A recent episode of NBC’s The West Wing featured a trade dispute over allegedly “dumped” Japanese steel. President Josiah Bartlett (Martin Sheen) blamed Japan for trying to export its way out of economic hardship by dumping steel on American shores, threatening U.S. workers. But, he also lamented that responding with restrictions on steel imports would cost Americans $800,000 for every job saved.

The issue of Japanese steel dumping is almost a cliché. But it’s also timely. Beyond TV-land, there was last month’s ruling by the World Trade Organization against parts of the U.S. antidumping law in a case involving Japanese steel. President Bartlett’s quandary captures the dilemma facing U.S. policymakers: protectionism is simultaneously politically expedient and economically irrational.

Legally, dumping is defined as the selling of a foreign product in the U.S. market at a price lower than “fair value,” which can be defined in a variety of ways. If there is dumping, a duty (tax) equal to the difference between these figures is slapped on top of the U.S. price, effectively raising the cost to U.S. consumers.

Defenders of antidumping laws, which include domestic producers in a few industries (mainly steel) and their representatives, claim that such laws are needed to combat predatory practices of foreign companies. Without such laws, they claim, U.S. firms would be forced to compete with “unfairly” low prices made possible by higher prices in a protected home market.

Antidumping defenders say that the laws ultimately protect consumers, who would otherwise be forced to pay high monopoly prices once U.S. firms are driven out of business and the foreign companies raise their prices in the absence of competition. These claims are dubious.

For this strategy to work, a foreign firm must ensure that its home market is protected enough to obtain higher prices and build up a suitable “war chest.” Then it needs to make a hefty amount of low-priced sales in the United States until its competitors are driven from the market. Finally, once it has achieved market dominance and raised prices in the United States, the foreign firm must ensure that other foreign companies and new U.S. companies do not enter the market.

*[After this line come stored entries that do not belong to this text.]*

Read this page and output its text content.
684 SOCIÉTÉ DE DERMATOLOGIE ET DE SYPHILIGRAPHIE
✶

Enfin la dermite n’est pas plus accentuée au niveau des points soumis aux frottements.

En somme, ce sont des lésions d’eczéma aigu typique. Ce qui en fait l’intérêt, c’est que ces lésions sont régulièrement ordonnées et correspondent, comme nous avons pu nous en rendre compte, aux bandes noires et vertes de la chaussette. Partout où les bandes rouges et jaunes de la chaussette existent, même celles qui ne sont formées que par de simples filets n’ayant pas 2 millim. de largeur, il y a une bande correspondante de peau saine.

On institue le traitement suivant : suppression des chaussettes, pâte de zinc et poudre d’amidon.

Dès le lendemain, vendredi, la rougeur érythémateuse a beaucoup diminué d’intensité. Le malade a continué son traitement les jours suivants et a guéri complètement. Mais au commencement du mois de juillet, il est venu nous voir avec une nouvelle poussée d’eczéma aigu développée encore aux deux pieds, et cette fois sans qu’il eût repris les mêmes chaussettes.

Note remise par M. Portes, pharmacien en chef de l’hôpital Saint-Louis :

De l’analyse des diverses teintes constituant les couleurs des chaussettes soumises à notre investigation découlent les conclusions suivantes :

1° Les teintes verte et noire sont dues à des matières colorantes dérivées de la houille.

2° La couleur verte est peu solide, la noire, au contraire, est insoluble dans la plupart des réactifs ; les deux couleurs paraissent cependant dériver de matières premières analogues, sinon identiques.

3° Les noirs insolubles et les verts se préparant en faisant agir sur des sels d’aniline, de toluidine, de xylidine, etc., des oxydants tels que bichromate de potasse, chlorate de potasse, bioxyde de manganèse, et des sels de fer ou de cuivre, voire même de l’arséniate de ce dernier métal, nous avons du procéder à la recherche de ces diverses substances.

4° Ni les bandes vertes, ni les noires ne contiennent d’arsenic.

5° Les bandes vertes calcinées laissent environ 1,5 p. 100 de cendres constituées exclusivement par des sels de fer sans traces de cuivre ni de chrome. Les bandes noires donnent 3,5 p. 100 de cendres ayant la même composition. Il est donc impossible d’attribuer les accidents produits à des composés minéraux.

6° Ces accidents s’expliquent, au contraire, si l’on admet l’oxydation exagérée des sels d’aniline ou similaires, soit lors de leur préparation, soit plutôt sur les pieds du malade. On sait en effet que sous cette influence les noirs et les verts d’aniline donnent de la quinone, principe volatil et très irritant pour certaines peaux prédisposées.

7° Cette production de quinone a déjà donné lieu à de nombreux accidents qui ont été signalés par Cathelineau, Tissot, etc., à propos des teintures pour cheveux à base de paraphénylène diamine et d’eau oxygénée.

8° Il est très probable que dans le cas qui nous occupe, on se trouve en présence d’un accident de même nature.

This scenario is so unlikely that it hardly justifies a law to combat it. But to imply that this predatory behavior is even measured is misleading. As currently administered, U.S. antidumping law is not able to identify “unfair” behavior. Nor does it try to distinguish such behavior from legitimate, competitive pricing strategies. It is the U.S. firms that file antidumping petitions that fulfill the first requirement of predatory behavior: They seek to protect their domestic market.

This anticompetitive behavior is the real threat. Dumping of foreign product does not hurt U.S. consumers; rather, antidumping laws do.

The United States has more antidumping orders in place against more products from more countries than any other country in the world. The foreign products subjected to these extra duties, if entry into the U.S. market is not closed completely, are scarcer and more expensive than they should be. Their absence provides the leverage for domestic producers to jack up their prices.

This dynamic has made it difficult for U.S. producers that rely on imports for processing to compete around the world and in the United States itself, where foreign competitors that have access to the same materials at world market prices can sell their final products more competitively.

Antidumping laws are a form of backdoor protectionism that has been abused by certain U.S. companies with the support of the Commerce Department. This behavior is costly to import-using industries and consumers, and is agitating U.S. trade partners whose markets are sought by U.S. business. The WTO’s ruling on the Japanese steel case is not unique. It is one in a string of similar rebukes to overzealous administration of U.S. trade laws.

Congress and the administration are now compelled to revise some laws and regulations. Failure to comply and a continued reliance on protectionism to quell legitimate competition undermines the goal of a new WTO round of trade liberalization, which stands to benefit millions of consumers and producers.

America’s trading partners are fed up with the use of arbitrary, unfair and anticompetitive measures to keep their products at bay. American consumers, and not just the fictional ones in President Bartlett’s thoughts, should feel the same way.